Come on, Elinor told herself, lie to them. Lie yourself blue in the face! Quick! But she hadn't even opened her mouth when she heard the key in the lock. Oh no! No, Mortimer! she prayed silently. Stay where you are! Go back to the workshop with Resa, shut yourselves up there, but please, please don't come in just now!

Of course her prayers made not the slightest difference.

Mortimer opened the door, came in with his arm around Resa's shoulders – and stopped abruptly at the sight of Orpheus. Before he had entirely grasped what was going on, the man built like a wardrobe had closed the door behind him in obedience to a signal from Mortola.

"Hello there, Silvertongue!" said Basta in a menacingly soft voice, as he snapped his knife open in front of Mortimer's face. "And isn't this our lovely mute Resa? Excellent! Two birds with one stone. All we need now is the little witch."

Elinor saw Mortimer close his eyes for a moment, as if hoping that Basta and Mortola would have disappeared when he opened them again. But, naturally, no such thing happened.

"Call her!" ordered Mortola, as she stared at Mortimer with such hatred in her eyes that Elinor felt afraid.

"Who?" he asked, without taking his eyes off Basta.

"Don't pretend to be more stupid than you are!" Mortola said crossly. "Or do you want me to let Basta cut the same pattern on your wife's face as he did on the fire-eater's?"

Basta ran his thumb lovingly over the gleaming blade.

"If by 'little witch' you mean my daughter," replied Mortimer huskily, "she isn't here."

"Oh no?" Mortola hobbled toward him. "Be careful what you say. My legs are aching after that endless drive to get here, so I'm not feeling particularly patient."

"She isn't here," Mortimer repeated. "Meggie has gone away, with the boy you took the book from. He asked her to take him to Dustfinger, she did it – and she went with him."

Mortola narrowed her eyes incredulously. "Nonsense!" she exclaimed. "How could she have done it without the book?" But Elinor saw the doubt in her face.

Mortimer shrugged. "The boy had a handwritten sheet of paper with him – the one that sent Dustfinger back, apparently."

"That's impossible!" Orpheus looked at him in astonishment. "Are you seriously saying your daughter read herself into the story, using my words?"

"Oh, so you're this Orpheus, are you?" Mortimer returned his glance, not in a very friendly way. "Then you're responsible for the loss of my daughter."
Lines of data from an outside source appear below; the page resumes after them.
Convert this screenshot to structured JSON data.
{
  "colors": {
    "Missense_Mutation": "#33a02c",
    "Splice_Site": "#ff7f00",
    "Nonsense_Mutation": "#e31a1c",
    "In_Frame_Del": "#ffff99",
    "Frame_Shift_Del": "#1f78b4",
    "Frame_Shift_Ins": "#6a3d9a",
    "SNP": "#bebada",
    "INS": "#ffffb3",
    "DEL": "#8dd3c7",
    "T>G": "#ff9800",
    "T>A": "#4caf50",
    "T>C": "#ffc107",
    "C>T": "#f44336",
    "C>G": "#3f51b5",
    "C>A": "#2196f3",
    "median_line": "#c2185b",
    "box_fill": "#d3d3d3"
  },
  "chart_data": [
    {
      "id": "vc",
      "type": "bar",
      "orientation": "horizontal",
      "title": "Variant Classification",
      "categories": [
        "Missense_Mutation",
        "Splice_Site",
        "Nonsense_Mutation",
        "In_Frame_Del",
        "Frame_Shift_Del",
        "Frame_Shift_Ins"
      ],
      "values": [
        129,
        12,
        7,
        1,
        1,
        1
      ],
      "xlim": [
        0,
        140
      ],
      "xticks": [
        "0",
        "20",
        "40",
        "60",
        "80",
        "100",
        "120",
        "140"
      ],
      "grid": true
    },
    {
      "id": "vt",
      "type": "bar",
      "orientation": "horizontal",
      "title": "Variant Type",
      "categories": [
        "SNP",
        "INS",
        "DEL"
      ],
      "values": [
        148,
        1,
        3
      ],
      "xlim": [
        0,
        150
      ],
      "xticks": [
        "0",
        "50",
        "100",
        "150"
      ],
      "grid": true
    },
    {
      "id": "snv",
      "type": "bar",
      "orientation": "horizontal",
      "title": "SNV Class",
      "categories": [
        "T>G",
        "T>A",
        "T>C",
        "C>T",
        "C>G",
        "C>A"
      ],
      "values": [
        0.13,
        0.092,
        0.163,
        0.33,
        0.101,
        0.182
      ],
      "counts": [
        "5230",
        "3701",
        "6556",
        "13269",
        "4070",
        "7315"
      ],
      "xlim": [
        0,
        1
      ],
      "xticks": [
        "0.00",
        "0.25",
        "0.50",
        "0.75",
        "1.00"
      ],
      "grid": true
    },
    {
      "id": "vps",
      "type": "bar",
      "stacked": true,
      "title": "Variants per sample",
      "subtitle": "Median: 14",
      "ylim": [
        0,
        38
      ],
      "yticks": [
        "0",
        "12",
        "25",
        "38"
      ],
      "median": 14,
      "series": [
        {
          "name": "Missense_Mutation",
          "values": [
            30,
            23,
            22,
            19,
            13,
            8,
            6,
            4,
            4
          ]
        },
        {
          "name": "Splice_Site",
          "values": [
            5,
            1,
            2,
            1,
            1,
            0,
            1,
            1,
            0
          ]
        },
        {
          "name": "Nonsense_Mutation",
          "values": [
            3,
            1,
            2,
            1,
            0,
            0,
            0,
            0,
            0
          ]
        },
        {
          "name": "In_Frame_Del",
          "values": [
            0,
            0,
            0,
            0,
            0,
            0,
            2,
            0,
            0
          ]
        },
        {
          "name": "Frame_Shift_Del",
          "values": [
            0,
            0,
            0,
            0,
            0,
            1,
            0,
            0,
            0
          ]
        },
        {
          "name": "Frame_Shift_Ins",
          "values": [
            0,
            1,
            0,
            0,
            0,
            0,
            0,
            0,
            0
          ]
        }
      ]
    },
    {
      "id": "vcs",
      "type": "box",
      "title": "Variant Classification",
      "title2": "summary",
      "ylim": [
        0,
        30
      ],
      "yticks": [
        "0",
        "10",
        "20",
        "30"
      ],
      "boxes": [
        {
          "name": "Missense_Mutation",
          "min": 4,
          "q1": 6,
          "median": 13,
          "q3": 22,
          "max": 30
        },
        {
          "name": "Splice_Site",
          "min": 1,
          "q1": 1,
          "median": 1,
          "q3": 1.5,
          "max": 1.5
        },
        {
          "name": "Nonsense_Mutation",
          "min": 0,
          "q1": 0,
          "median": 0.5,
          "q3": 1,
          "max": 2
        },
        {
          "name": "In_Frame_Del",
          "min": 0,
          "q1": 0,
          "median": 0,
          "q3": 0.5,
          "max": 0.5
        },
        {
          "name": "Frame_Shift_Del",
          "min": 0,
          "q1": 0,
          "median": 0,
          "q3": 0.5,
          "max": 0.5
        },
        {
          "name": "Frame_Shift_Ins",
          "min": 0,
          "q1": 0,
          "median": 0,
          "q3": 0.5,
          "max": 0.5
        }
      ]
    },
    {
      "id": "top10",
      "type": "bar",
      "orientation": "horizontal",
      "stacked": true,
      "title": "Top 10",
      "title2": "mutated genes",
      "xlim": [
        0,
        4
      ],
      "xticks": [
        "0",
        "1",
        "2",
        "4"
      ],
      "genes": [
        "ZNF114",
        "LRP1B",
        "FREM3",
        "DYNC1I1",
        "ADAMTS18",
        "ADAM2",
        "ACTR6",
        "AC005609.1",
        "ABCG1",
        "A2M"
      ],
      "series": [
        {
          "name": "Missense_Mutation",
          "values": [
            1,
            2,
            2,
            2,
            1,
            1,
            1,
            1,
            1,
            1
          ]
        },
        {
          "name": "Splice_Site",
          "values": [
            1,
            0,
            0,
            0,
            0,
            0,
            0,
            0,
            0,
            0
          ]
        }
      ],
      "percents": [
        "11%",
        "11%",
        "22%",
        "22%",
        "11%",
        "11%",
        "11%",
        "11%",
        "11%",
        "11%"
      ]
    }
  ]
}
Orpheus straightened his glasses and gave Mortimer an equally hostile look. Then, abruptly, he turned to Mortola. "Is this man Silvertongue?" he demanded. "He's lying! I'm sure of it! He's lying! No one can read themselves into a story. He can't, his daughter can't, no one can. I've tried it myself, hundreds of times. It doesn't work!"

"Yes," said Mortimer wearily. "That's just what I thought, too. Until four days ago."

Mortola stared at him. Then she signaled to Basta. "Shut them up in the cellar!" she ordered. "And then look for the girl. Search the whole house."